Sat 20 May, 2017

Kim Long

Dennistoun
Glasgow City Council

 I used to encounter a strange phenomenon during one of my university jobs. I would be guiding parents on open days for prospective students, and over and over again I saw professional, capable adults dissolve into flapping mini-tornadoes of anxiety, unable to read maps and asking what wardrobes were for. Something about being on campus brought the impending changes in their lives into sharp relief, and they lost their heads.

It's understandable. Stressful situations make people anxious, and can bring out some odd behaviour. I know that the times I've been in crisis mode I haven't been reasonable, I haven't been capable of much high-level thinking, and my Long-Term Perspectacles lay forgotten in a drawer.

So the question surfaced by the past week is this - why is the SNP in Glasgow in crisis mode, when it's only day one?

Decades of living with Glasgow Labour's 'anything goes' arrogance has bred a desperation to get stuck in and do things differently. Great. Everyone in Glasgow wants change. I want it. You want it. The SNP wants it. Good.

Unfortunately, the SNP's approach to their very first fortnight has meant their best laid plans have indeed gone agley. Not because we Greens voted against them (though we did, and I'll come back to that) - but because they overreached. They claimed power that was not theirs and acted just as arrogantly as the behaviour they've always castigated from others.

You don't get a majority on the most powerful committee when you did not get a majority in the election.

You don't get carte blanche.  You don't get everything your own way, when the voters did not give you an overall majority.

As things stand, nobody got enough votes to run the council outright. The SNP got the most votes, so they should get the chance to govern as a minority administration, and that's why Greens gave our full support to an SNP Leader and Depute Leader. We made that clear from the outset of negotiations. We also made clear that we look forward to working with the SNP to bring forward much-needed reform to council rules and procedures. Because Glasgow needs change.

The thing is, the change that the Greens are determined to shepherd in this city is that we grow into a style of leadership that is fair, balanced, proportionate and reasonable. Not words you'd associate with politics, and therein lies the problem. The reactionary, howling-at-the-moon behaviour we encountered after Thursday's votes was astonishing. Why is politics exempt from reason? Are we not grown-ups? Why do people expect so little from their elected representatives when in any other professional context, such behaviour would just be embarrassing?

On two occasions, just two in the whole agenda, and having supported their Leader, Depute Leader and Lord Provost, we chose – as a group - to vote against the SNP. That act in itself will lose us some fans. But hey, if you can't tell the difference between support for independence and support for the SNP we don't have much hope. If you can't tell the difference between independence campaigning and a local council agenda deciding the make-up of committees, we don't have much hope. Those of us who campaign for independence do not have a monopoly on truth, decency, not-being-fascists, ethical behaviour, or - evidently – sanity.

Change in Glasgow means challenging the culture of entitlement. It means behaving differently. It means not assuming power that is not earned.
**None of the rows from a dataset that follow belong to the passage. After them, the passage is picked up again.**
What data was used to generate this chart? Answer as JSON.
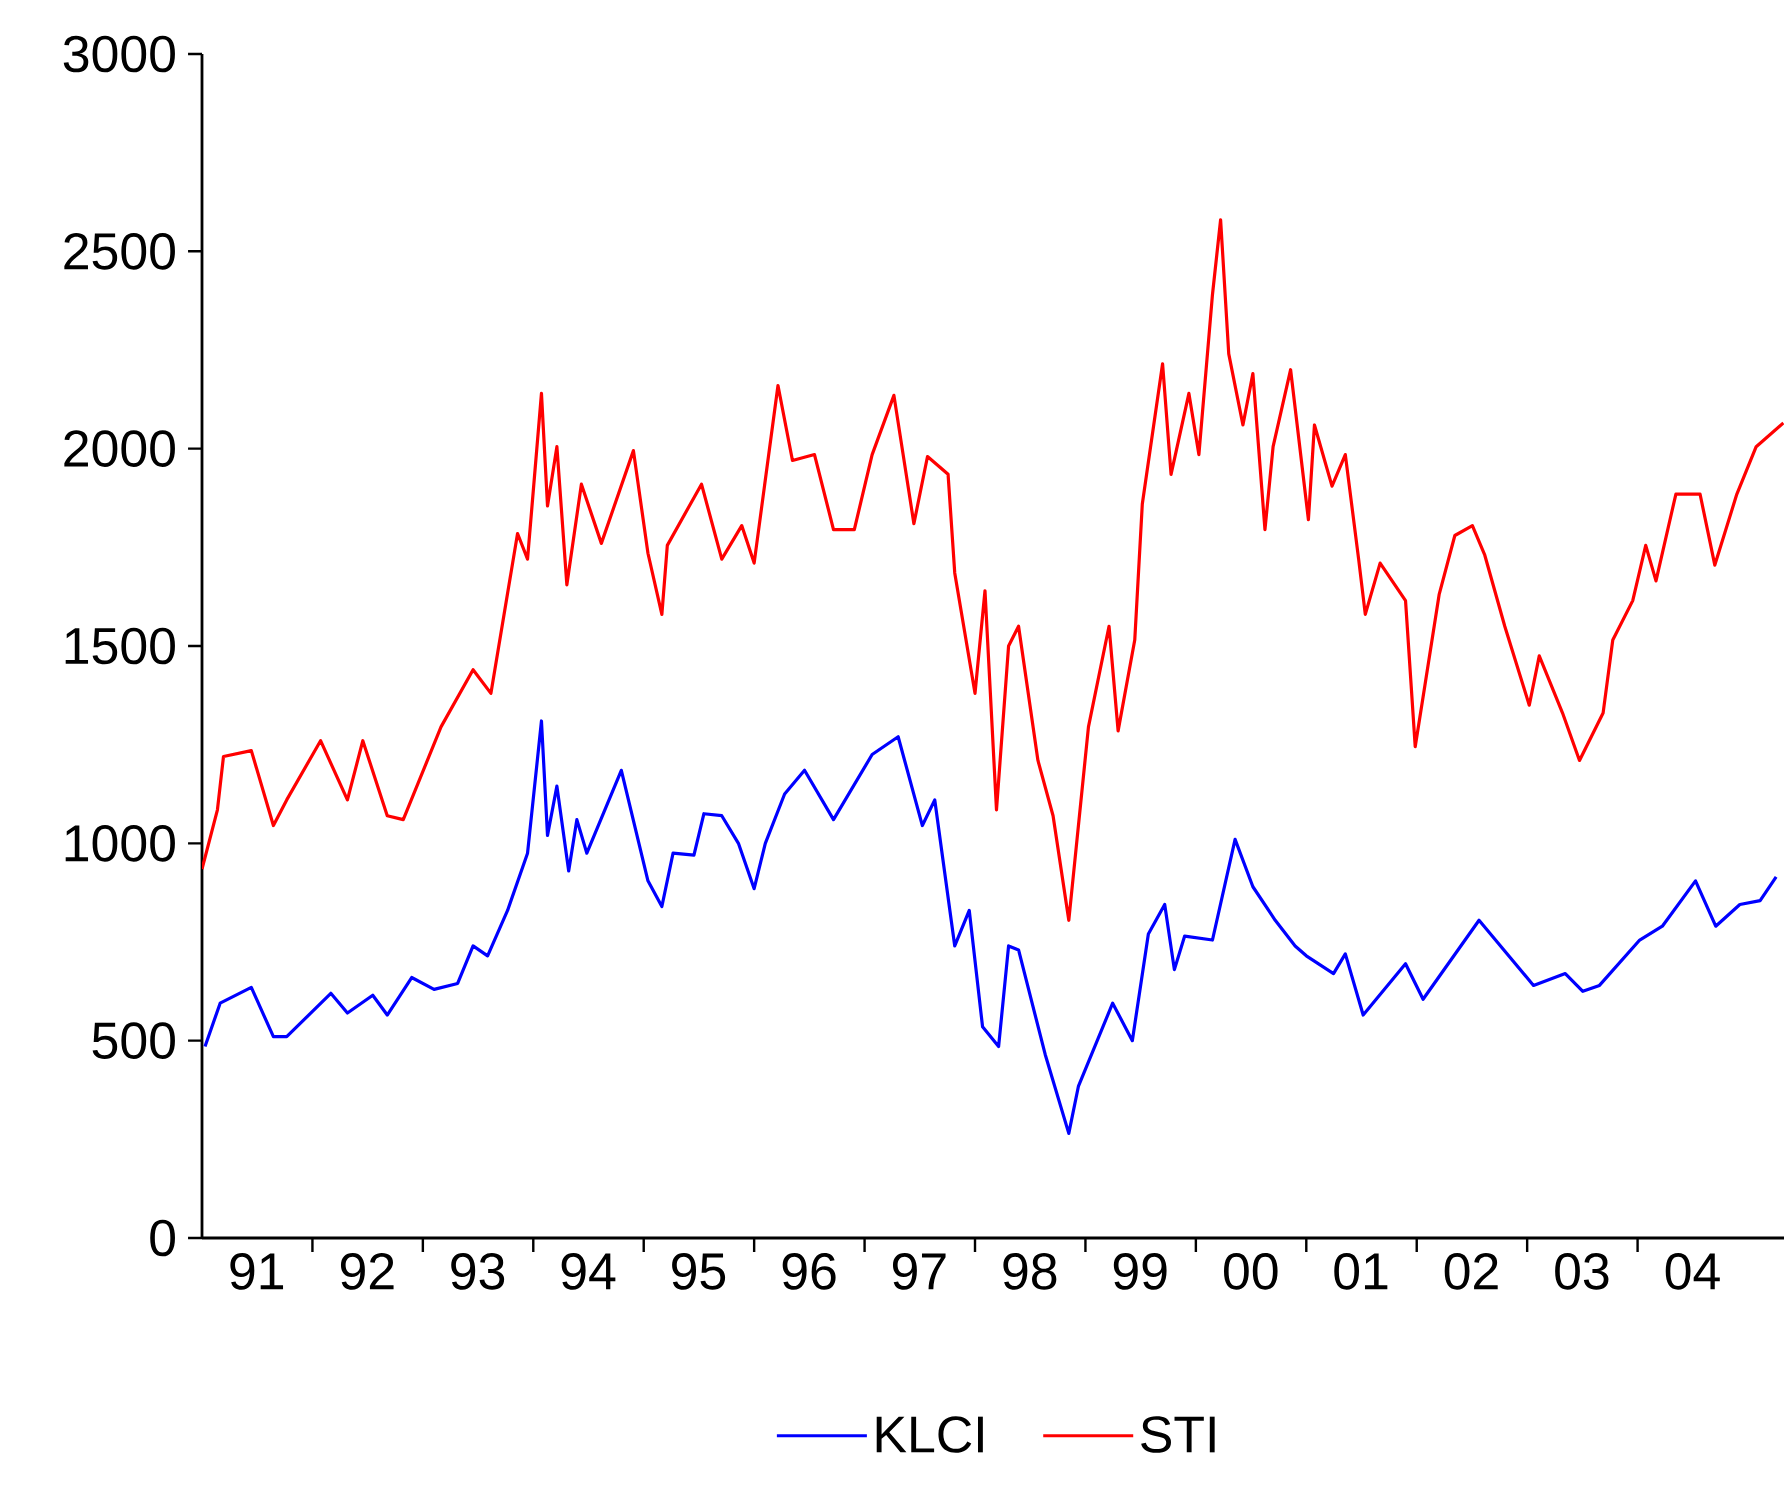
{
  "chart_data": {
    "type": "line",
    "xlim": [
      "1991-01-01",
      "2005-04-30"
    ],
    "ylim": [
      0,
      3000
    ],
    "yticks": [
      0,
      500,
      1000,
      1500,
      2000,
      2500,
      3000
    ],
    "xticks": [
      {
        "value": "1991-07-01",
        "label": "91"
      },
      {
        "value": "1992-01-01",
        "label": null
      },
      {
        "value": "1992-07-01",
        "label": "92"
      },
      {
        "value": "1993-01-01",
        "label": null
      },
      {
        "value": "1993-07-01",
        "label": "93"
      },
      {
        "value": "1994-01-01",
        "label": null
      },
      {
        "value": "1994-07-01",
        "label": "94"
      },
      {
        "value": "1995-01-01",
        "label": null
      },
      {
        "value": "1995-07-01",
        "label": "95"
      },
      {
        "value": "1996-01-01",
        "label": null
      },
      {
        "value": "1996-07-01",
        "label": "96"
      },
      {
        "value": "1997-01-01",
        "label": null
      },
      {
        "value": "1997-07-01",
        "label": "97"
      },
      {
        "value": "1998-01-01",
        "label": null
      },
      {
        "value": "1998-07-01",
        "label": "98"
      },
      {
        "value": "1999-01-01",
        "label": null
      },
      {
        "value": "1999-07-01",
        "label": "99"
      },
      {
        "value": "2000-01-01",
        "label": null
      },
      {
        "value": "2000-07-01",
        "label": "00"
      },
      {
        "value": "2001-01-01",
        "label": null
      },
      {
        "value": "2001-07-01",
        "label": "01"
      },
      {
        "value": "2002-01-01",
        "label": null
      },
      {
        "value": "2002-07-01",
        "label": "02"
      },
      {
        "value": "2003-01-01",
        "label": null
      },
      {
        "value": "2003-07-01",
        "label": "03"
      },
      {
        "value": "2004-01-01",
        "label": null
      },
      {
        "value": "2004-07-01",
        "label": "04"
      }
    ],
    "legend": "bottom",
    "grid": false,
    "marker": "none",
    "line_style": "solid",
    "series": [
      {
        "name": "KLCI",
        "color": "#0000ff",
        "x": [
          "1991-01-11",
          "1991-03-02",
          "1991-06-13",
          "1991-08-25",
          "1991-10-08",
          "1992-03-02",
          "1992-04-26",
          "1992-07-19",
          "1992-09-05",
          "1992-11-25",
          "1993-02-07",
          "1993-04-26",
          "1993-06-16",
          "1993-08-03",
          "1993-10-08",
          "1993-12-13",
          "1994-01-28",
          "1994-02-17",
          "1994-03-20",
          "1994-04-28",
          "1994-05-25",
          "1994-06-27",
          "1994-10-19",
          "1995-01-15",
          "1995-03-02",
          "1995-04-08",
          "1995-06-16",
          "1995-07-19",
          "1995-09-16",
          "1995-11-10",
          "1996-01-01",
          "1996-02-07",
          "1996-04-11",
          "1996-06-16",
          "1996-09-20",
          "1997-01-26",
          "1997-04-22",
          "1997-07-11",
          "1997-08-21",
          "1997-10-26",
          "1997-12-13",
          "1998-01-26",
          "1998-03-20",
          "1998-04-22",
          "1998-05-25",
          "1998-08-21",
          "1998-11-07",
          "1998-12-09",
          "1999-04-01",
          "1999-06-05",
          "1999-07-28",
          "1999-09-20",
          "1999-10-22",
          "1999-11-25",
          "2000-02-25",
          "2000-05-10",
          "2000-07-08",
          "2000-09-20",
          "2000-11-25",
          "2001-01-01",
          "2001-04-01",
          "2001-05-10",
          "2001-07-08",
          "2001-11-25",
          "2002-01-22",
          "2002-07-26",
          "2003-01-22",
          "2003-05-07",
          "2003-07-04",
          "2003-08-28",
          "2004-01-08",
          "2004-03-23",
          "2004-07-11",
          "2004-09-16",
          "2004-12-05",
          "2005-02-10",
          "2005-04-04"
        ],
        "values": [
          485,
          595,
          635,
          510,
          510,
          620,
          570,
          615,
          565,
          660,
          630,
          645,
          740,
          715,
          830,
          975,
          1310,
          1020,
          1145,
          930,
          1060,
          975,
          1185,
          905,
          840,
          975,
          970,
          1075,
          1070,
          1000,
          885,
          1000,
          1125,
          1185,
          1060,
          1225,
          1270,
          1045,
          1110,
          740,
          830,
          535,
          485,
          740,
          730,
          465,
          265,
          385,
          595,
          500,
          770,
          845,
          680,
          765,
          755,
          1010,
          890,
          805,
          740,
          715,
          670,
          720,
          565,
          695,
          605,
          805,
          640,
          670,
          625,
          640,
          755,
          790,
          905,
          790,
          845,
          855,
          915
        ]
      },
      {
        "name": "STI",
        "color": "#ff0000",
        "x": [
          "1991-01-01",
          "1991-02-21",
          "1991-03-13",
          "1991-06-13",
          "1991-08-25",
          "1991-10-08",
          "1992-01-28",
          "1992-04-26",
          "1992-06-16",
          "1992-09-05",
          "1992-10-28",
          "1993-03-02",
          "1993-06-16",
          "1993-08-14",
          "1993-11-10",
          "1993-12-13",
          "1994-01-28",
          "1994-02-17",
          "1994-03-20",
          "1994-04-22",
          "1994-06-09",
          "1994-08-14",
          "1994-11-28",
          "1995-01-15",
          "1995-03-02",
          "1995-03-20",
          "1995-07-11",
          "1995-09-16",
          "1995-11-21",
          "1996-01-01",
          "1996-03-20",
          "1996-05-07",
          "1996-07-19",
          "1996-09-20",
          "1996-11-28",
          "1997-01-26",
          "1997-04-08",
          "1997-06-13",
          "1997-07-28",
          "1997-10-04",
          "1997-10-26",
          "1998-01-01",
          "1998-02-03",
          "1998-03-13",
          "1998-04-22",
          "1998-05-25",
          "1998-07-28",
          "1998-09-16",
          "1998-11-07",
          "1999-01-11",
          "1999-03-20",
          "1999-04-19",
          "1999-06-13",
          "1999-07-08",
          "1999-09-13",
          "1999-10-11",
          "1999-12-09",
          "2000-01-11",
          "2000-02-25",
          "2000-03-23",
          "2000-04-19",
          "2000-06-05",
          "2000-07-08",
          "2000-08-17",
          "2000-09-13",
          "2000-11-10",
          "2001-01-08",
          "2001-01-28",
          "2001-03-27",
          "2001-05-10",
          "2001-06-23",
          "2001-07-15",
          "2001-09-02",
          "2001-11-25",
          "2001-12-27",
          "2002-01-28",
          "2002-03-16",
          "2002-05-07",
          "2002-07-04",
          "2002-08-14",
          "2002-10-19",
          "2003-01-08",
          "2003-02-10",
          "2003-04-28",
          "2003-06-23",
          "2003-09-09",
          "2003-10-11",
          "2003-12-16",
          "2004-01-28",
          "2004-03-02",
          "2004-05-07",
          "2004-07-26",
          "2004-09-13",
          "2004-11-25",
          "2005-01-28",
          "2005-04-28"
        ],
        "values": [
          935,
          1085,
          1220,
          1235,
          1045,
          1110,
          1260,
          1110,
          1260,
          1070,
          1060,
          1295,
          1440,
          1380,
          1785,
          1720,
          2140,
          1855,
          2005,
          1655,
          1910,
          1760,
          1995,
          1735,
          1580,
          1755,
          1910,
          1720,
          1805,
          1710,
          2160,
          1970,
          1985,
          1795,
          1795,
          1985,
          2135,
          1810,
          1980,
          1935,
          1685,
          1380,
          1640,
          1085,
          1500,
          1550,
          1210,
          1070,
          805,
          1295,
          1550,
          1285,
          1515,
          1860,
          2215,
          1935,
          2140,
          1985,
          2390,
          2580,
          2240,
          2060,
          2190,
          1795,
          2005,
          2200,
          1820,
          2060,
          1905,
          1985,
          1720,
          1580,
          1710,
          1615,
          1245,
          1400,
          1630,
          1780,
          1805,
          1730,
          1550,
          1350,
          1475,
          1330,
          1210,
          1330,
          1515,
          1615,
          1755,
          1665,
          1885,
          1885,
          1705,
          1885,
          2005,
          2065
        ]
      }
    ]
  }
}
And, shock horror, sometimes it means working with other people, even those with whom we fundamentally disagree, if it means a better outcome for the city from the result of that vote. Local authority decision-making affects our homes, our schools, our social care – these things are too important to get subsumed into a vacuum of constitutional debate. Greens take local issues seriously, and we take local government seriously. That was our position throughout this election and that's how we will be acting in the chambers for the next five years. 

We challenged the SNP because they wanted to have all the power in the most important committee. And the Executive Committee is going to matter more than ever over the next few months while council structures are reviewed, because there will be no Scrutiny Committees in the meantime. It's a basic principle to hold power to account. It would not have been okay for one party, any party, to be unchallengeable for months.

When we raised the unbalanced makeup of the Executive Committee as a concern, the SNP said it couldn't be a larger group because the room wasn't big enough. Aye. Right. We were only asking for basic democratic minimums. They could have listened to us, and had our support. But they charged on ahead demanding a majority on Exec, so we brought and won an amendment to ensure a proportionate group instead.

Yes, that means the Tories get two seats at the table, same as the Greens.  However, in order to pass anything, anything at all, they'll need support from other parties. 

Finally, we voted for a Labour Depute Lord Provost. The Lord Provost and her Depute (and I'm so delighted it's her Depute - we made it clear we would only support a woman) are most importantly ceremonial, symbolic roles. We voted for a sense of balance, one SNP and one Labour, to better reflect how this city voted. We actually challenged the parties to find consensus choices, that the whole chamber could get behind, but I guess it's going to take a while longer to wear down a tribal mindset that can't stomach anything other than a binary choice.

And that's been the most uncomfortable thing this first fortnight has revealed. The sheer potency of tribalism in our city chambers - ugly, tantruming, energy-sapping tribalism. Tribalism is what has held this city back from it's full potential for decades. It's time to grow up. People voted for change in Glasgow. That's what the Greens are going to give them.